Neither hails from Altrincham – Lowe is from Bury, Rostaing from Bolton – but they are clearly enamoured of their new home town, where they now live together. Enthusiastic advocates of the regenerated market just across the road, they see the 25-plus, young professional crowd that now gravitates towards Market House as very much their ideal customer.
They buy their ingredients at the market and hope to source their coffee from Manchester. They’ll be making their own infused spirits and a range of 13 bitters – “the spice rack of bars”, explains Lowe – but will be bringing in other ingredients, such as the “beautiful thick hot chocolate” they’ll be importing from Poland.
Central to the idea of Riddles becoming a successful business is its versatility: “coffee by day, cocktails by night”. “The coffee shop is a front for the debauchery that goes on at the back,” explains Rostaing, “because a speakeasy would always be a book shop or laundrette or something at the front.

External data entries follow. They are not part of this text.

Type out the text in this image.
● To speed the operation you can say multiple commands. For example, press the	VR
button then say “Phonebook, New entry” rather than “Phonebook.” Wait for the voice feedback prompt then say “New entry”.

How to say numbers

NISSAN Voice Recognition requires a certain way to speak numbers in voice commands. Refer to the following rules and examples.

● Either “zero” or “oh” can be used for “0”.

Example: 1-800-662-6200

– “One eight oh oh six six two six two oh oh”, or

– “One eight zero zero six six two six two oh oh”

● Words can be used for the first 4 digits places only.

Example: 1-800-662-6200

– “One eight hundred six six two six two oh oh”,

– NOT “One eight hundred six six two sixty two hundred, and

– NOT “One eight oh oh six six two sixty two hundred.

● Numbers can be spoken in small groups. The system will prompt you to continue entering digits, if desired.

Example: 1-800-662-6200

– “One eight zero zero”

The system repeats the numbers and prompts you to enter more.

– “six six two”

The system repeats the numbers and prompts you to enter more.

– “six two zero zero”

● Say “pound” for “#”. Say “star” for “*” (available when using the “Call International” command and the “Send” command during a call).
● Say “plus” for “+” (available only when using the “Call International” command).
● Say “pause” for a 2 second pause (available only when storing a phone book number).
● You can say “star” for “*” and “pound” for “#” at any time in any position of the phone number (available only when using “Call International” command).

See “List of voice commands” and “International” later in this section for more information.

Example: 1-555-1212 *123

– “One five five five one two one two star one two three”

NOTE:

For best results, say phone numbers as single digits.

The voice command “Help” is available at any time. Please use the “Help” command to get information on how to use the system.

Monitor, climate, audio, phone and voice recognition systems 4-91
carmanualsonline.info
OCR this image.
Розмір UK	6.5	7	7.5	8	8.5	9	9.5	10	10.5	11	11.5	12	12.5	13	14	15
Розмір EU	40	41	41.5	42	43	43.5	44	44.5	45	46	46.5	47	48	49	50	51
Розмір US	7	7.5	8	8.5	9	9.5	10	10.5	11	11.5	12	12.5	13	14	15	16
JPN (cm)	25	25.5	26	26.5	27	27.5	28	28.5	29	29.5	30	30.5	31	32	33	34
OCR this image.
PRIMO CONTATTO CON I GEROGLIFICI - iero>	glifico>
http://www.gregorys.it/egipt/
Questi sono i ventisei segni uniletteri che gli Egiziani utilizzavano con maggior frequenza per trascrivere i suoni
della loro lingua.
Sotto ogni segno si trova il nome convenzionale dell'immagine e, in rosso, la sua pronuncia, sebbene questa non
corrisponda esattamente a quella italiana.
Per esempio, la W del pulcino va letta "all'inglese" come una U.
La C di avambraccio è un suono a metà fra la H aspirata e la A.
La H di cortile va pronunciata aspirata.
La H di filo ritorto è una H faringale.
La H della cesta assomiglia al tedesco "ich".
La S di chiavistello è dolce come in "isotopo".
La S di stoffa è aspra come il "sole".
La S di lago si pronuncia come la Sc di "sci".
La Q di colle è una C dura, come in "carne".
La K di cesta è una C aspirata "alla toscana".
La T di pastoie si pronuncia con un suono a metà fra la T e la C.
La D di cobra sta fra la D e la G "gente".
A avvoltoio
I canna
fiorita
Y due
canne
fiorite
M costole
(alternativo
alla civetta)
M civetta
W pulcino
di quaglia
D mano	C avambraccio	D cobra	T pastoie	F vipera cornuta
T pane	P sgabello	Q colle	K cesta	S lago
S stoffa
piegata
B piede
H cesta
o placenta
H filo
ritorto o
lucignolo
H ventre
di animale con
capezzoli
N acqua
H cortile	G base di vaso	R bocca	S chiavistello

“We are going to section off the front bit so that you can’t see the bar at the back. It will be like a little vintage cafe in the day, but everyone will know what’s at the back. That’s the whole drama, we’re trying to make it so that it is like going back to the 1920s.”
And she’s not put off by the experience a few doors down of the Beatnik Shop, the coffee-cum-record shop which closed last month. “The Beatnik place was really cool but it was also very niche,” she says. “I genuinely believe that we’re going to be the best cocktail bar in Altrincham. There’ll be no bars with as clear an identity or such a level of drink preparation. Everywhere is either attached to a restaurant or a live music venue, but we’ll be a specific cocktail bar and I don’t think that’s offered anywhere else.”
After a guest list-only opening night on October 24th – with a 150-strong capacity crowd already signed up – Riddles will be open to all on Saturday 25th. The coffee shop will open the following week.
If passion and bravery were a guide to success, Riddles will go down a storm. Rostaing certainly hopes so: “I think the fact we’ll just be here every day running it ourselves makes a massive difference, because we’ll push it harder and put more into it. Hopefully people will recognise the effort we’re putting in and our personalities will shine through.”